Re: [PATCH 1/2] x86/fpu: Measure the Latency of XSAVE and XRSTOR

From: 'Yi Sun'
Date: Tue Jul 26 2022 - 05:04:20 EST


On 24.07.2022 20:54, David Laight wrote:
From: Yi Sun
Sent: 23 July 2022 09:38

Calculate the latency of instructions xsave and xrstor with new trace
points x86_fpu_latency_xsave and x86_fpu_latency_xrstor.

The delta TSC can be calculated within a single trace event. Another
option considered was to have 2 separated trace events marking the
start and finish of the xsave/xrstor instructions. The delta TSC was
calculated from the 2 trace points in user space, but there was
significant overhead added by the trace function itself.
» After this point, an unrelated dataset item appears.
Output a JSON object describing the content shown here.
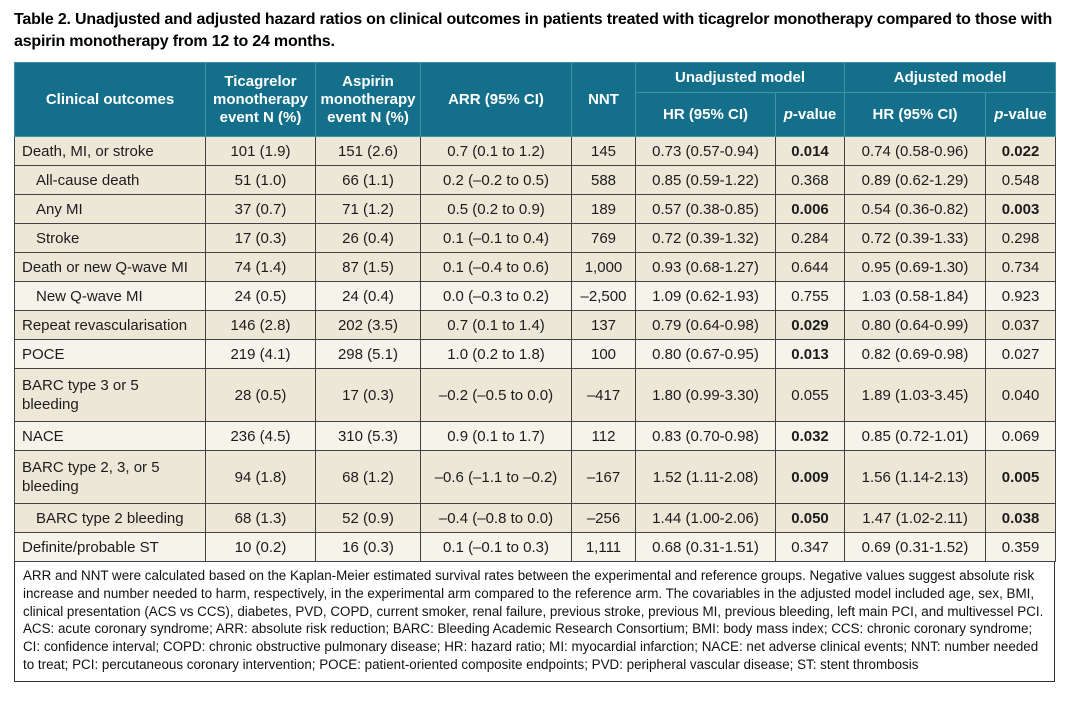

In internal testing, the single trace point option which is
implemented here proved to be more accurate.
...

I've done some experiments that measure short instruction latencies.
Basically I found:
1) You need a suitable serialising instruction before and after
the code being tested - otherwise it can overlap whatever
you are using for timing.

The original comments here are kindly not so exact. The patch actually
makes use of trace_clock to calculate the latency but not TSC directly.
The precision here is "at most ~1 jiffy between CPUs" which is probably
acceptable to this usage.
I would like refine the comments if it made confusing.

Thanks
--Sun, Yi